Title: The Center of Everything
Author: Linda UrbanPublisher: HMH Books for Young Readers, 2013
211 pp.
Ages: 9-12
There is a group on Goodreads that discusses Newbery potential books on a monthly basis. I coerced a couple of my co-workers in to reading the same books they have suggested and having a mini lunch time book club to discuss them. The Center of Everything was June's book to read and discuss. So far of the books I've read with Newbery potential, this one is my favorite. It was a very quick read, I read it on the couch in between fever induced naps, and it took less than two hours.
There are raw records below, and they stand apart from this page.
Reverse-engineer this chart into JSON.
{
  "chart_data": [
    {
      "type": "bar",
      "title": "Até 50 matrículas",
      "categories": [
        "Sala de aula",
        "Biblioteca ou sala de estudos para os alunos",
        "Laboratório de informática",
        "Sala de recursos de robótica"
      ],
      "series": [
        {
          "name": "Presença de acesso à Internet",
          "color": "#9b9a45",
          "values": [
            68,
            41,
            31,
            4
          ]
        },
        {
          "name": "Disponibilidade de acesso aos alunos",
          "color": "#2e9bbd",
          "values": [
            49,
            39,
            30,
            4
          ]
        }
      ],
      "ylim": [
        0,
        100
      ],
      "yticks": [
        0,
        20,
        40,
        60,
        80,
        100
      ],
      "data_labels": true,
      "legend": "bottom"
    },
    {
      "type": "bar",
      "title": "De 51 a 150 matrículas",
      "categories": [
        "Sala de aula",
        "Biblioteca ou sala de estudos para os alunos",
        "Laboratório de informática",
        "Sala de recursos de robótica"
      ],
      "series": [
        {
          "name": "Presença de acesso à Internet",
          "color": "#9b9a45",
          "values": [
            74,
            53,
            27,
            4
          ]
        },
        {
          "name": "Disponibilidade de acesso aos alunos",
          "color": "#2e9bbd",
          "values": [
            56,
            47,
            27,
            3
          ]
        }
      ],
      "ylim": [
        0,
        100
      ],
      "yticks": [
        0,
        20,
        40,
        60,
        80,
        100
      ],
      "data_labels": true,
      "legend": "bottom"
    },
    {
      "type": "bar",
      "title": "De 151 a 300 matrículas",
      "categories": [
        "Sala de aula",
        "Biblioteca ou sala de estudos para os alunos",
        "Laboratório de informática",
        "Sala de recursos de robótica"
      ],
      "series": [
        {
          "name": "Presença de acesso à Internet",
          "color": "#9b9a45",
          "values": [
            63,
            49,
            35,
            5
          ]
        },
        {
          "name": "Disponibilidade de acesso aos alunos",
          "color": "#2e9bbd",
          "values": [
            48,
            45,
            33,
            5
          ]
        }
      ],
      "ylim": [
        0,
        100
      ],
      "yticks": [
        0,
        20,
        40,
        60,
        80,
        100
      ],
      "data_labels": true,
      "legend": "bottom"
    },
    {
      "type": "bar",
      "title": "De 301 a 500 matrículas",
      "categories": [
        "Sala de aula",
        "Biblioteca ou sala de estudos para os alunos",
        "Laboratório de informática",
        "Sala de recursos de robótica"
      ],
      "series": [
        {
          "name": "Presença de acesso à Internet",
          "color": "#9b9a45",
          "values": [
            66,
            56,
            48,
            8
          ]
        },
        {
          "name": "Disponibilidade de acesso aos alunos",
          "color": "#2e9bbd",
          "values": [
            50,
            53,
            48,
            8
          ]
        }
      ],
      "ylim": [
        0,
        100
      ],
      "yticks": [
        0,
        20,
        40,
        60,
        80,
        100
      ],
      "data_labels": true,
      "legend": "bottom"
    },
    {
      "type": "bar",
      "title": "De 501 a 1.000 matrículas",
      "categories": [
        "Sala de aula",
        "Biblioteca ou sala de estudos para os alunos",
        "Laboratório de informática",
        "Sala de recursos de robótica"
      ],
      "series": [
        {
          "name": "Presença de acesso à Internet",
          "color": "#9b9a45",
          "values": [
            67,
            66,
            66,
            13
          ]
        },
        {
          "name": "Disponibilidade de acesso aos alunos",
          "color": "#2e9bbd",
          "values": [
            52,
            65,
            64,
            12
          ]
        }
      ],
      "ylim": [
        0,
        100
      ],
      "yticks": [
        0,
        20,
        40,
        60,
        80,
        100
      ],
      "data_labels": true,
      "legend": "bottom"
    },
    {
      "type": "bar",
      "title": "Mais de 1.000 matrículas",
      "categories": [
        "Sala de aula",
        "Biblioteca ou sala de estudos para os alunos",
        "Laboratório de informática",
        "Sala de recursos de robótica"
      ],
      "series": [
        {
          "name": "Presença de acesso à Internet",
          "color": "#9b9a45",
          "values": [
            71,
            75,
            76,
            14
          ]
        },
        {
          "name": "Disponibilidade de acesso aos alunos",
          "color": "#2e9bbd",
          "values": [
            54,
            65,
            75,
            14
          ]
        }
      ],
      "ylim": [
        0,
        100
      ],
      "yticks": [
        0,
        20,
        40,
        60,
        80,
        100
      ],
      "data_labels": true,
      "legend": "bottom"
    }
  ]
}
The story follows Ruby Pepperdine as she prepares to read her Bunning Day speech atop a float in her city's annual parade celebration of doughnuts. The story weaves back and forth between her present nerves, waiting on the sidewalk for the floats to pass before she steps on her float to read, while also taking us back the past few months to explain how she came to be there. This was a great realistic fiction story for middle grade students that deals with a loss of a grandparent, trying to rectify friendships and relationships and just trying to understand life by figuring out the center of everything. While I'm unsure if this is actually a Newbery contender (my guess is no) it's still a must read for children ages 9-12.
My rating: 4 stars.
Goodreads summary:
For Ruby Pepperdine, the “center of everything” is on the rooftop of Pepperdine Motors in her donut-obsessed town of Bunning, New Hampshire, stargazing from the circle of her grandmother Gigi’s hug. That’s how everything is supposed to be—until Ruby messes up and things spin out of control. But she has one last hope. It all depends on what happens on Bunning Day, when the entire town will hear Ruby read her winning essay. And it depends on her twelfth birthday wish—unless she messes that up too. Can Ruby’s wish set everything straight in her topsy-turvy world?